Market Street is a famous destination for many. With the Ferry Building on its eastern terminus and Twin Peaks at its west end, the wide boulevard has cut through the heart of San Francisco since the city's inception. Flanked by specialty shops and several restaurants on its sides, the street is busy throughout the day. However, it is during the city's parades that the street comes to life. Citizens from every nook and corner assemble at Market Street and become a part of the year-long awaited parade and festivities that take place thereafter.

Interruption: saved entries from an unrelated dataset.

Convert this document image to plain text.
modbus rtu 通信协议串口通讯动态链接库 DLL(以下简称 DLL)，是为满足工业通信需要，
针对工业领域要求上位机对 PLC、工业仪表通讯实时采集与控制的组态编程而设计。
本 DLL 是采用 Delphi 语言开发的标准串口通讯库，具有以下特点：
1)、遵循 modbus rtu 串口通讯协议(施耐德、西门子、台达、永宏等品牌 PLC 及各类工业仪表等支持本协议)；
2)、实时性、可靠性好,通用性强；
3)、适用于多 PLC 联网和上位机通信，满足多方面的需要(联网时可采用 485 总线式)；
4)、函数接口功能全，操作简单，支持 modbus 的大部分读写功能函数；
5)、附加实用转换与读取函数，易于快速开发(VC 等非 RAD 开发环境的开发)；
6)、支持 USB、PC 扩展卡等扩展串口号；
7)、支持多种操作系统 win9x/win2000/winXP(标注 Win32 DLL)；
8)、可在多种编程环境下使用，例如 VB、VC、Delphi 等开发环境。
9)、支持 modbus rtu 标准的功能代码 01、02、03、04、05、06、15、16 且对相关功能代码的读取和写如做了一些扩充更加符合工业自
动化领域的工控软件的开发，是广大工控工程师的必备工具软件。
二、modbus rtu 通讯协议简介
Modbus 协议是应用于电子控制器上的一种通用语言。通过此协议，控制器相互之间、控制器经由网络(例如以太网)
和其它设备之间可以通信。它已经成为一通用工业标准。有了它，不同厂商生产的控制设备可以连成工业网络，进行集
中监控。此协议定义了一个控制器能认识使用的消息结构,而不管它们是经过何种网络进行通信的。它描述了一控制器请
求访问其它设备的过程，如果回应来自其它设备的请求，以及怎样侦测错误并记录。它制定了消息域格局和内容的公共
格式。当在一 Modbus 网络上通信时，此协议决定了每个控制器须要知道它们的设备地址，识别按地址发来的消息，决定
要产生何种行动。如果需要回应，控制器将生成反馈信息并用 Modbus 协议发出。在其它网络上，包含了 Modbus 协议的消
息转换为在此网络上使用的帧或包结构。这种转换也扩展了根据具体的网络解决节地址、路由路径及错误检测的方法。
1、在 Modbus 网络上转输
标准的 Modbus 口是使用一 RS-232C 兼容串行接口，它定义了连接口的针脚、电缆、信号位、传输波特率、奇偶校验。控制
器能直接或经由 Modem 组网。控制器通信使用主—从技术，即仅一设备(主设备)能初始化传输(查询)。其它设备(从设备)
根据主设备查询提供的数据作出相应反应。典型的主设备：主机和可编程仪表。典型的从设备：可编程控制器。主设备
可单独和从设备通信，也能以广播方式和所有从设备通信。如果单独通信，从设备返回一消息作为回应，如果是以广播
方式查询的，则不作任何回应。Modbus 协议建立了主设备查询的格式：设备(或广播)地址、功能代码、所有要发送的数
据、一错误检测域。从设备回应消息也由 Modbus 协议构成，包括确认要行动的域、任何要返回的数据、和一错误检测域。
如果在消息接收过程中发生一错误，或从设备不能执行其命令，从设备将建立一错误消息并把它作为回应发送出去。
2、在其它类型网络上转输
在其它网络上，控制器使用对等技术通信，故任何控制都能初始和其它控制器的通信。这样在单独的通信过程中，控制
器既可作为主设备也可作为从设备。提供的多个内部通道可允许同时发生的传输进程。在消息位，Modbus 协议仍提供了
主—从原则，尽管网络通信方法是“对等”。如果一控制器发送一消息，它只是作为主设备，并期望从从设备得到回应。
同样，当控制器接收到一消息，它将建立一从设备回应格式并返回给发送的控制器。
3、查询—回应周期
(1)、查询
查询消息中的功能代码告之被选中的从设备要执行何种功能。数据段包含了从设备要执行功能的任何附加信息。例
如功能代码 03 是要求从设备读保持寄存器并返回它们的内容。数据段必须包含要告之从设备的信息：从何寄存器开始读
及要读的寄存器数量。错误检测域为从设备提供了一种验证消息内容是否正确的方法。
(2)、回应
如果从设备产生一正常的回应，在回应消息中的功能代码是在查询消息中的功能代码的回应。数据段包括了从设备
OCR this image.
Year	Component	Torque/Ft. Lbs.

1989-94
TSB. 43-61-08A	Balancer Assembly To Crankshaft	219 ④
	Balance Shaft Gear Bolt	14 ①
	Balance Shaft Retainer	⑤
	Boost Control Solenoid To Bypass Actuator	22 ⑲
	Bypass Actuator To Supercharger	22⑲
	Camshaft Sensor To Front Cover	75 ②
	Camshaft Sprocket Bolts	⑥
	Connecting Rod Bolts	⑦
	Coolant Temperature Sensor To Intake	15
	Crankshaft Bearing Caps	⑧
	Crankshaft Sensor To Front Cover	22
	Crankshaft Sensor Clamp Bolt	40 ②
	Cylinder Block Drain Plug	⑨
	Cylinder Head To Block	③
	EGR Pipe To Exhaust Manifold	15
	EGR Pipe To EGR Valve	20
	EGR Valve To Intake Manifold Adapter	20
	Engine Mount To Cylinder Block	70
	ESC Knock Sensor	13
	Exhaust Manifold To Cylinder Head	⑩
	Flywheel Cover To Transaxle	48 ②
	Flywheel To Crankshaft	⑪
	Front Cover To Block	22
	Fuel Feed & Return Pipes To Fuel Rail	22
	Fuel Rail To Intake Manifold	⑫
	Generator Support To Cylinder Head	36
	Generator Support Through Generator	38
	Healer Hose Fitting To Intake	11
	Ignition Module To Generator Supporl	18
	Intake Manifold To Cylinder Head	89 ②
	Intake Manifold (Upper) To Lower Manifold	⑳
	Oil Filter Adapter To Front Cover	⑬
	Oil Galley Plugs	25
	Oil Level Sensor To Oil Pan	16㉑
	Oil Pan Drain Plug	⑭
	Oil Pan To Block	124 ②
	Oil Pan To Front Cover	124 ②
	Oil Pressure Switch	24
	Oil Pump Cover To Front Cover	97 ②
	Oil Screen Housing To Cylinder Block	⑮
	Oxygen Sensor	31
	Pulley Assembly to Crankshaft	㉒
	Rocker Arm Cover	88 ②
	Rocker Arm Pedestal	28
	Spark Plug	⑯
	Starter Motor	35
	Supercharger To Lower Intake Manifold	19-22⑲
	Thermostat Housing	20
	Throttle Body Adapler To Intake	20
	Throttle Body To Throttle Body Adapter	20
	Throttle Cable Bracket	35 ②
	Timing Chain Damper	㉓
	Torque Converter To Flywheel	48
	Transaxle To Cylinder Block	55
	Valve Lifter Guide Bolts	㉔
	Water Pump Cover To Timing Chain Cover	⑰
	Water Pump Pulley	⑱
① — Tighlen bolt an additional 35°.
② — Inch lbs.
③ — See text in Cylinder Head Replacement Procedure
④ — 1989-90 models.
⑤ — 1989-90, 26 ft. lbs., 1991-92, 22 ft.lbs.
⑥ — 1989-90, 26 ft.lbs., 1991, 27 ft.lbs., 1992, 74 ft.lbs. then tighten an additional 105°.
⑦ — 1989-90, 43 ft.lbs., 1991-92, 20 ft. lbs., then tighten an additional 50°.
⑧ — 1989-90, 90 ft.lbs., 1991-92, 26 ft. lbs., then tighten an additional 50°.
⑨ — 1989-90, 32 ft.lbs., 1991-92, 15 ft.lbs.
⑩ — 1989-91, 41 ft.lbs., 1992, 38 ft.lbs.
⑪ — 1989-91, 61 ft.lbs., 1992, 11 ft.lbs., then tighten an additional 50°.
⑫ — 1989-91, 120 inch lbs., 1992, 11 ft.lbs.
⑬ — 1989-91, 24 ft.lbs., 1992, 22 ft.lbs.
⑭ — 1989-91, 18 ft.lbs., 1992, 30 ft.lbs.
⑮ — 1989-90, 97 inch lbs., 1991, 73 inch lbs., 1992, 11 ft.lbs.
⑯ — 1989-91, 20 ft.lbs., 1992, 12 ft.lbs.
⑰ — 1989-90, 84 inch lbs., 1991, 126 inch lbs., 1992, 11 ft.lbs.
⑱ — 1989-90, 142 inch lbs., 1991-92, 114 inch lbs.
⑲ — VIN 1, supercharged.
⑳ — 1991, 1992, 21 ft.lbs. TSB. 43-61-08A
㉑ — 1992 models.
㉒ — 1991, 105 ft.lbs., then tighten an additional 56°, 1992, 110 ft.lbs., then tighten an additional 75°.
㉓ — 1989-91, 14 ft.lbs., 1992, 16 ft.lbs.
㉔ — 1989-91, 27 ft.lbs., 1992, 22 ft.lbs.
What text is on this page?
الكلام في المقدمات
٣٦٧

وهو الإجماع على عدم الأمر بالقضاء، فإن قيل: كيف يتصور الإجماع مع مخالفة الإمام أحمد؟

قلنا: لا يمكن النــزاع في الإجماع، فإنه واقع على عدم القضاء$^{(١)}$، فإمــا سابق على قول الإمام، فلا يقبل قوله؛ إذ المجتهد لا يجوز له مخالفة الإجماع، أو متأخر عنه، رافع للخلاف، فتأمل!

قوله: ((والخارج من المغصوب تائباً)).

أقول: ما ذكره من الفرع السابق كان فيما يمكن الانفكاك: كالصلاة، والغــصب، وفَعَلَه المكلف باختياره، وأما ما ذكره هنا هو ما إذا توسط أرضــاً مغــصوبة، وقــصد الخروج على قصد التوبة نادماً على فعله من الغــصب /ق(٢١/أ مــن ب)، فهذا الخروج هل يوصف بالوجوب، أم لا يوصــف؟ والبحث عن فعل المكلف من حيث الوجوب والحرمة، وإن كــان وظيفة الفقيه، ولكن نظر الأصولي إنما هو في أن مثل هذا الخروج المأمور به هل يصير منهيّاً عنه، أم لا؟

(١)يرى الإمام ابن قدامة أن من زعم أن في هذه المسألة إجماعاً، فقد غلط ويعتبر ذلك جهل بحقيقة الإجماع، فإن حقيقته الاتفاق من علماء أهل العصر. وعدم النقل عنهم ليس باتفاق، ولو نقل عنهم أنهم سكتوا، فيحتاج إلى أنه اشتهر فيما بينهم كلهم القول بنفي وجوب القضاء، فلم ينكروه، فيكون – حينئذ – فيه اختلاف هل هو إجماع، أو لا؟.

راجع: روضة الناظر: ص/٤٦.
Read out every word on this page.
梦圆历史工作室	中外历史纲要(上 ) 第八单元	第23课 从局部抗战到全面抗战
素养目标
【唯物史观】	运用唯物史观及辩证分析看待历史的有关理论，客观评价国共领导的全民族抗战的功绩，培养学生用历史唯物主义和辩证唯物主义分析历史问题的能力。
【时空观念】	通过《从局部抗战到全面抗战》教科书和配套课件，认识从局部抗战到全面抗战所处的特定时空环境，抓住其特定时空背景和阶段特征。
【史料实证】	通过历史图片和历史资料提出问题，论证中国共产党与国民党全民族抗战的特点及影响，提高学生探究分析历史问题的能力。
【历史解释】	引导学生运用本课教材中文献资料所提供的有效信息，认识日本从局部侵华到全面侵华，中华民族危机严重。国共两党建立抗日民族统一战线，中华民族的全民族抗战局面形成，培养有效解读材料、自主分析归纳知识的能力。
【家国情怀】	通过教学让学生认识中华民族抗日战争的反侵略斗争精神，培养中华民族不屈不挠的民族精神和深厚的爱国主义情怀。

With a welcoming ambiance, Intersection for the Arts tops the list as being extremely unpretentious. Equipped with a huge space for exhibiting versatile art and crafts and a box theater for showcasing plays and movies, the venue is the pride of the Mission District. Many of the plays that take place here are not commercial but for the good of the community and neighborhood in particular. The artistic types are sure to meet like-minded people and be able to network with a diverse group of creative individuals. A non-profit organization without the glamorous facade—visit it once to believe it!
The Rickshaw Stop is one of the trendiest spots in the city's club scene. While the club has cheaper admission prices than most of its competitors, the Rickshaw Stop still manages to pull in an eccentric range of renowned musical acts, such as Grimes, Katy B, Jonathan Richman, The Mooney Suzuki, and The Pipettes. The Rickshaw Stop has a full bar and serves delectable food to its guests.
Featuring performances from a diverse range of professional artists and bands from across the world, SFJAZZ Center is a modern concert venue in San Francisco. Located on the corner of Fell Street and Franklin Street, the center comprises the flexible Robert N. Miner Auditorium which has a capacity to host a maximum of 700 spectators, a smaller 80-seat rehearsal room and a cafe. The auditorium is equipped with latest infrastructure amenities where spectators can sit back, relax and watch the scintillating performances on stage.